Os estudos em outros tumores, como rim, pâncreas, ovário e mama, são bem mais escassos. Alguns sugerem uso de radioterapia em casos de pacientes que têm resposta e poucos e pequenos focos de doença, os quais são irradiados e, assim, pode ser viável um período sem tratamento sistêmico. Em um estudo de tumores de próstata, o uso da quimioterapia contínua não se mostrou superior a um número definido de ciclos, e inclusive adicionou toxicidades. Não à toa, o tratamento com o Docetaxel na maioria das vezes é feito por um número limitado de ciclos. O mesmo ocorre em alguns tipos de tratamento para câncer de pulmão. Nesses casos, não são necessariamente “férias”, mas os estudos que foram feitos basearam em não manter continuamente a droga. Os resultados desses estudos são conflitantes, alguns dizendo contra e outros, a favor.

Mais recentemente, com uso de terapias-alvo, geralmente menos tóxicas, isoladas ou junto com a quimioterapia, alguns esquemas de tratamento pressupõem um número limitado de ciclos de quimioterapia e uma manutenção contínua com esses novos agentes. Porém, apesar de menos tóxicos, eles têm, sim, potencial de causar efeitos colaterais, que também podem ser incômodos e cumulativos. Além de exigirem o comparecimento à clínica para exames e consultas.

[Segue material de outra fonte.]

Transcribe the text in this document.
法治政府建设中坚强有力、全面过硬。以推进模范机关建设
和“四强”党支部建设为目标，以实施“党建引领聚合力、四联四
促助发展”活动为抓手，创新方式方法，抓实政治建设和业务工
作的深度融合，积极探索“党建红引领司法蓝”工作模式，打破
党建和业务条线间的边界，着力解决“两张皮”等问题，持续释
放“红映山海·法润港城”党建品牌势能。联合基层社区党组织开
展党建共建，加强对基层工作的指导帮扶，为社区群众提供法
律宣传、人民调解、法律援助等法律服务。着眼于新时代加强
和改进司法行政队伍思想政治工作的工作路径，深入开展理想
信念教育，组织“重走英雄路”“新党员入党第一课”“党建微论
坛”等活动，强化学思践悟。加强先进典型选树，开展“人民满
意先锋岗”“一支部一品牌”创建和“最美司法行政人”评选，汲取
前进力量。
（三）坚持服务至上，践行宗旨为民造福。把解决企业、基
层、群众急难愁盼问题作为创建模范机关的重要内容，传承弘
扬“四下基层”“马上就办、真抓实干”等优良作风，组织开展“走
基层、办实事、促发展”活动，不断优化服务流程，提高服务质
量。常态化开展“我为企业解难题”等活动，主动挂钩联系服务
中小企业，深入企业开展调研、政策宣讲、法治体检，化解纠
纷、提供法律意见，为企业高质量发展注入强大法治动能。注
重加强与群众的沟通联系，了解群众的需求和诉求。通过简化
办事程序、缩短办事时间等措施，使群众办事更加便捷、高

Ainda mais atual, vem a discussão sobre a imunoterapia. Essa nova maneira de combater o câncer tem trazido grandes discussões na área da Oncologia. Uma delas é em relação ao fato de que, quando há resposta do tumor, muitas vezes a mesma é muito mais duradoura do que estávamos acostumados e, para os pacientes respondedores, o uso ininterrupto pode significar vários anos de visitas quinzenais e picadas de agulha para exames. Ainda não sabemos quando podemos parar os tratamentos sem comprometer os desfechos. Alguns estudos estabelecem 2 anos, mas há algumas evidências de que alguns pacientes podem necessitar de bem menos tempo antes de poderem tirar suas “férias”.

Ademais, com o prolongamento do tempo de uso de drogas oncológicas, o custo dos tratamentos também é algo que deve ser levado em consideração, uma discussão complexa, difícil, mas necessária, pois envolve a sustentabilidade do sistema de saúde.

Enfim, o que se sabe é que o tema é fonte de muita discussão, mas um consenso é que a seleção dos pacientes aptos para as “férias” deve ser bem-feita, minimizando riscos de piora da efetividade do tratamento em questão. Geralmente, tumores com comportamento menos agressivo, com maior resposta ao tratamento e assintomáticos das metástases podem ser os melhores candidatos, não esquecendo, claro, de pacientes com toxicidades cumulativas, mais idosos ou mesmo com vontade de parar.

Alguns estudos têm tentado usar a tecnologia e criar modelos matemáticos para prever quem se beneficiaria mais de umas “férias”, mas o fato é que a melhor maneira é uma conversa médico-paciente clara, aberta, baseada em evidências científicas e que priorize o que é importante para cada indivíduo. Por isso, no final, as “férias” são, com certeza, uma possibilidade e, para tanto, um papo sincero com seu oncologista é de extrema importância para uniformizar expectativas e promover mais qualidade de vida.